The other day, the heater had not run all night long. I neglected telling him in the morning before he left for work, as I feared him getting angry and yelling about having to go downstairs right before leaving. As a result...I spent the rest of the day freezing cold as the inside temperature dropped...and dropped...and dropped. It was one of the coldest days of the year so far, with high winds (our house has lots of crevices from poorly installed windows), and the INDOORS temperature dropped to about as low as 60 degrees. This doesn't seem very cold--if you are outside and well dressed. I wear light indoors clothes as I hate sweaters, plus I was in this temperature for HOURS, plus I am more sensitive to the cold than my parents are, plus I had to go to bed! I had three blankets and I STILL could not sleep, I was so shaking cold and miserable. When I finally heard Dad come home hours later, the very first thing I yelled through my door was "THERMOSTAT!" He went downstairs and fixed it...though it acted up again the next morning. And of course, when I pointed it out to him as he got up to go to the bathroom, he snapped, "You're CRAZY! It was running just a few hours ago! I got up to go to the bathroom at one and it was running!" To which I replied, "I got up to use the COMPUTER at one--and it was NOT running!" And it wasn't--I remembered this night specifically, even him getting up to go to the bathroom moments before I did the same and then sat down at the computer. I was keeping track of when it was running just so I would not be proven stupid! And I must have been right, as he had to go downstairs yet again and fix it.

I have NEVER been wrong about the thermostat acting up...yet he has never apologized for yelling or calling me stupid or crazy...and every time I bring it up yet again, he still insists that I am an idiot and that I'm wrong. No wonder I'm afraid of pointing out that the house is freezing, even if it's obvious!
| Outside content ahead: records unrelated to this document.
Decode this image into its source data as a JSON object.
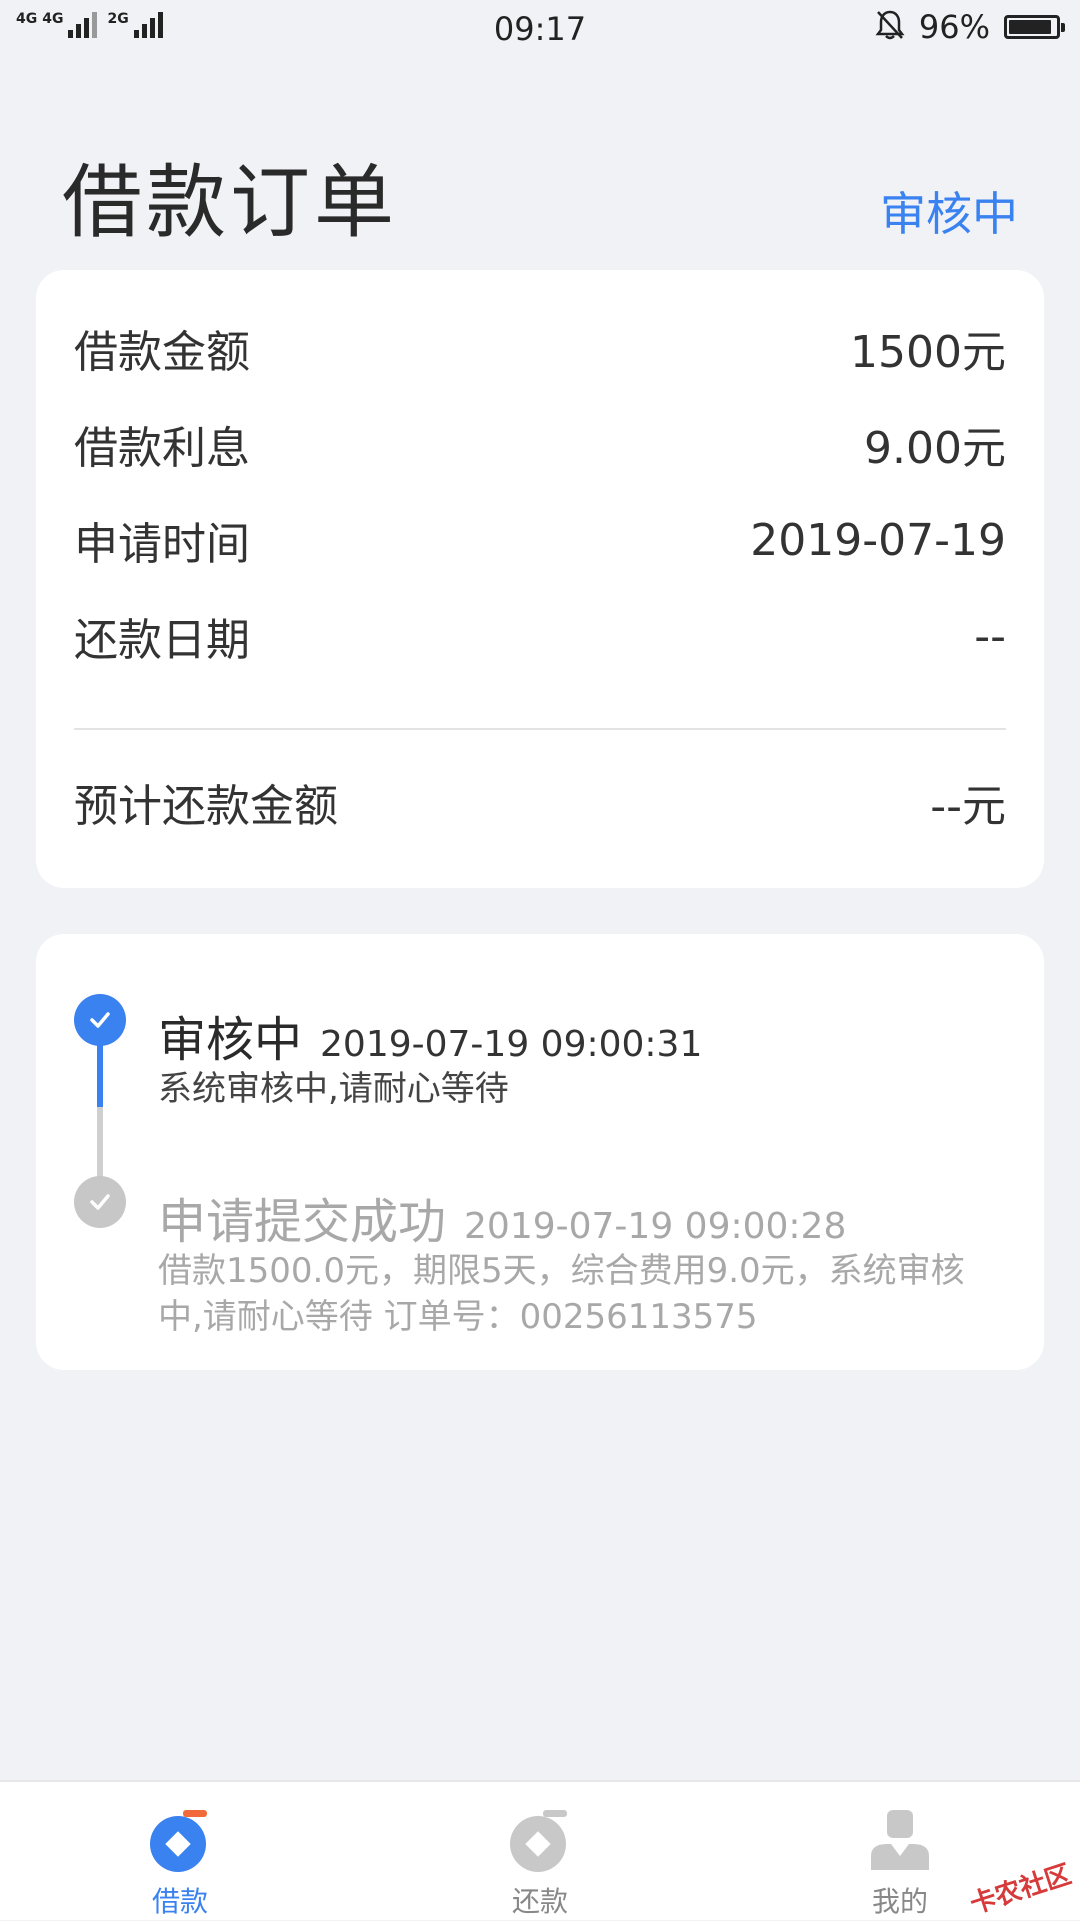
{
  "status_bar": {
    "network_1": "4G",
    "network_2": "4G",
    "network_3": "2G",
    "time": "09:17",
    "battery_percent": "96%",
    "battery_level": 0.96,
    "icons": [
      "signal-icon",
      "bell-muted-icon",
      "battery-icon"
    ]
  },
  "header": {
    "title": "借款订单",
    "status": "审核中"
  },
  "loan_details": {
    "rows": [
      {
        "label": "借款金额",
        "value": "1500元"
      },
      {
        "label": "借款利息",
        "value": "9.00元"
      },
      {
        "label": "申请时间",
        "value": "2019-07-19"
      },
      {
        "label": "还款日期",
        "value": "--"
      }
    ],
    "total": {
      "label": "预计还款金额",
      "value": "--元"
    }
  },
  "timeline": {
    "events": [
      {
        "title": "审核中",
        "time": "2019-07-19 09:00:31",
        "desc": "系统审核中,请耐心等待"
      },
      {
        "title": "申请提交成功",
        "time": "2019-07-19 09:00:28",
        "desc": "借款1500.0元，期限5天，综合费用9.0元，系统审核中,请耐心等待 订单号：00256113575"
      }
    ]
  },
  "bottom_nav": {
    "items": [
      {
        "label": "借款",
        "icon": "loan-icon"
      },
      {
        "label": "还款",
        "icon": "repay-icon"
      },
      {
        "label": "我的",
        "icon": "profile-icon"
      }
    ]
  },
  "watermark": "卡农社区",
  "colors": {
    "accent": "#3a82f0",
    "muted": "#a8a8a8",
    "background": "#f1f2f6"
  }
}
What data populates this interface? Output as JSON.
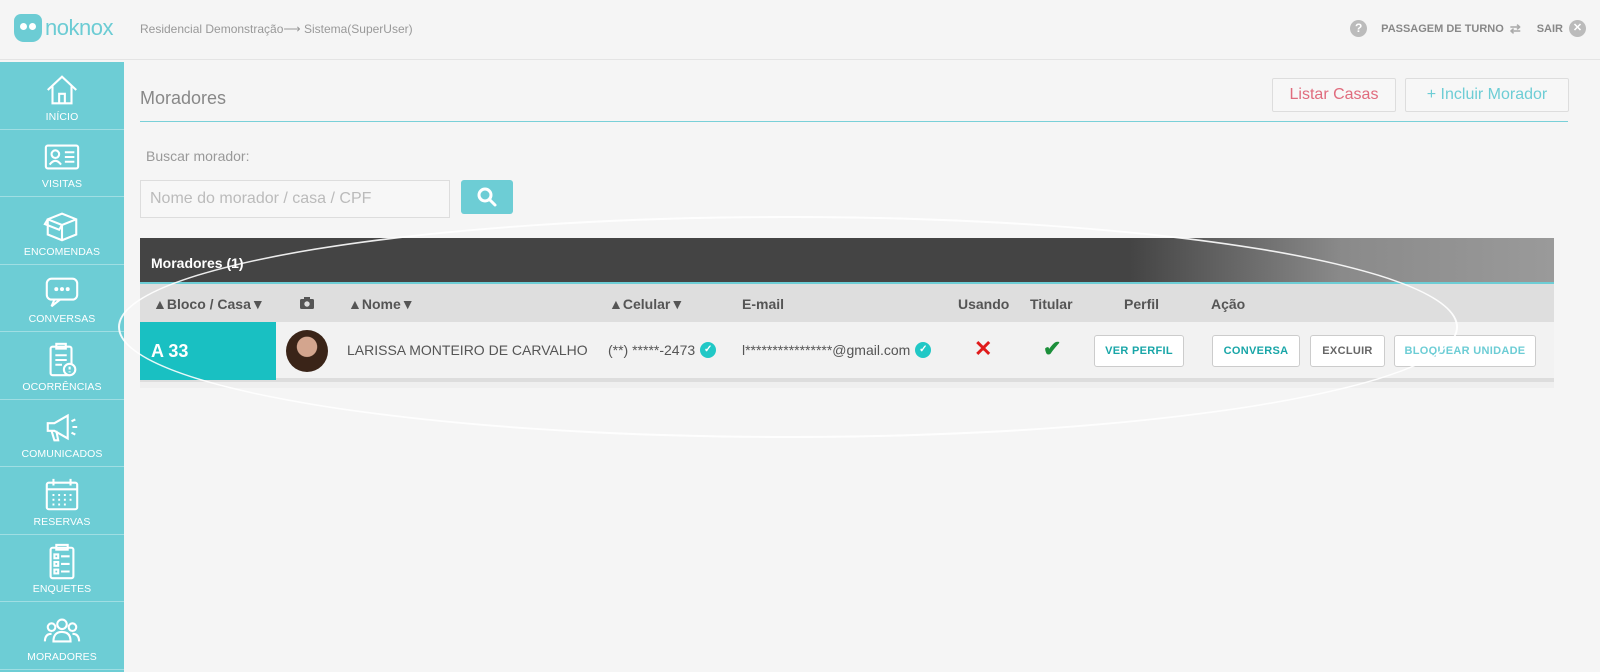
{
  "app": {
    "logo_text": "noknox",
    "breadcrumb": "Residencial Demonstração⟶ Sistema(SuperUser)"
  },
  "topbar": {
    "shift_label": "PASSAGEM DE TURNO",
    "exit_label": "SAIR"
  },
  "sidebar": {
    "items": [
      {
        "label": "INÍCIO",
        "icon": "home-icon"
      },
      {
        "label": "VISITAS",
        "icon": "id-card-icon"
      },
      {
        "label": "ENCOMENDAS",
        "icon": "package-icon"
      },
      {
        "label": "CONVERSAS",
        "icon": "chat-icon"
      },
      {
        "label": "OCORRÊNCIAS",
        "icon": "clipboard-alert-icon"
      },
      {
        "label": "COMUNICADOS",
        "icon": "megaphone-icon"
      },
      {
        "label": "RESERVAS",
        "icon": "calendar-icon"
      },
      {
        "label": "ENQUETES",
        "icon": "checklist-icon"
      },
      {
        "label": "MORADORES",
        "icon": "people-icon"
      }
    ]
  },
  "page": {
    "title": "Moradores",
    "list_houses_label": "Listar Casas",
    "add_resident_label": "+ Incluir Morador"
  },
  "search": {
    "label": "Buscar morador:",
    "placeholder": "Nome do morador / casa / CPF",
    "value": ""
  },
  "table": {
    "title": "Moradores (1)",
    "columns": {
      "bloco": "▲Bloco / Casa▼",
      "nome": "▲Nome▼",
      "celular": "▲Celular▼",
      "email": "E-mail",
      "usando": "Usando",
      "titular": "Titular",
      "perfil": "Perfil",
      "acao": "Ação"
    },
    "rows": [
      {
        "unit": "A 33",
        "name": "LARISSA MONTEIRO DE CARVALHO",
        "phone": "(**) *****-2473",
        "email": "l****************@gmail.com",
        "using": false,
        "holder": true,
        "profile_label": "VER PERFIL",
        "chat_label": "CONVERSA",
        "delete_label": "EXCLUIR",
        "block_label": "BLOQUEAR UNIDADE"
      }
    ]
  },
  "colors": {
    "accent": "#6dcdd5",
    "unit_bg": "#19c0c2",
    "danger": "#e01b1b",
    "success": "#1c8f3a",
    "brand_pink": "#e06b7d"
  }
}
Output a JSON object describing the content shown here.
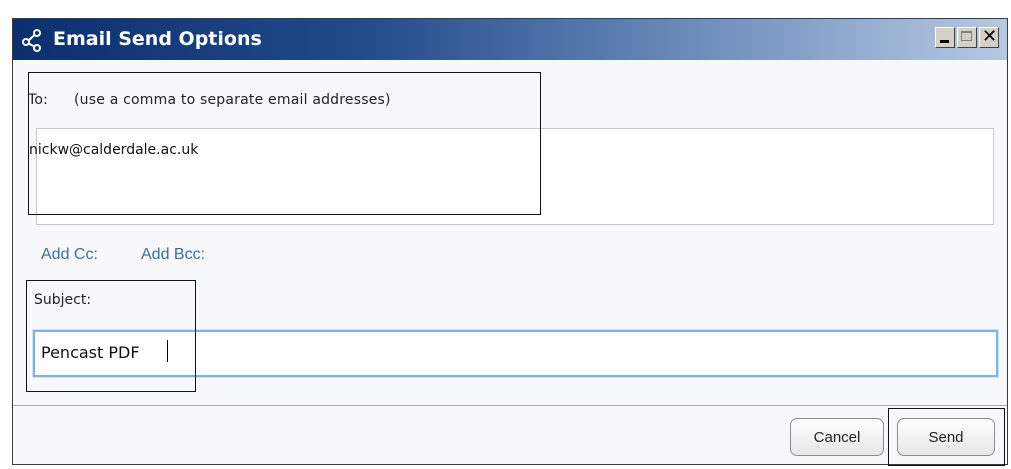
{
  "window": {
    "title": "Email Send Options",
    "controls": {
      "minimize_icon": "minimize-icon",
      "maximize_icon": "maximize-icon",
      "close_icon": "close-icon"
    }
  },
  "to_section": {
    "label": "To:",
    "hint": "(use a comma to separate email addresses)",
    "value": "nickw@calderdale.ac.uk"
  },
  "links": {
    "add_cc": "Add Cc:",
    "add_bcc": "Add Bcc:"
  },
  "subject_section": {
    "label": "Subject:",
    "value": "Pencast PDF"
  },
  "footer": {
    "cancel_label": "Cancel",
    "send_label": "Send"
  },
  "colors": {
    "title_bar": "#0b2f6f",
    "link": "#3a6ea5",
    "focus_border": "#7fb2e5"
  }
}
Sorry for all that real-life yakking, but I believe this was what the dream was actually talking about. With all the recent events of the thermostat hanging over my head, combined with similar incidents in the past, I think my dream was just showing me finally "snapping" from the anger of being blamed for things that are not possibly my fault. Unlike most of my dreams this one made sense immediately upon awakening. I really DO feel I am too often blamed for things beyond my control (by both parents, not just my dad), and it's very frustrating and makes me feel very poorly about myself. I have yet to react the way I did in the dream--even though I feel like doing so every time!

This dream may have been related to or part of one of the other dreams of this night.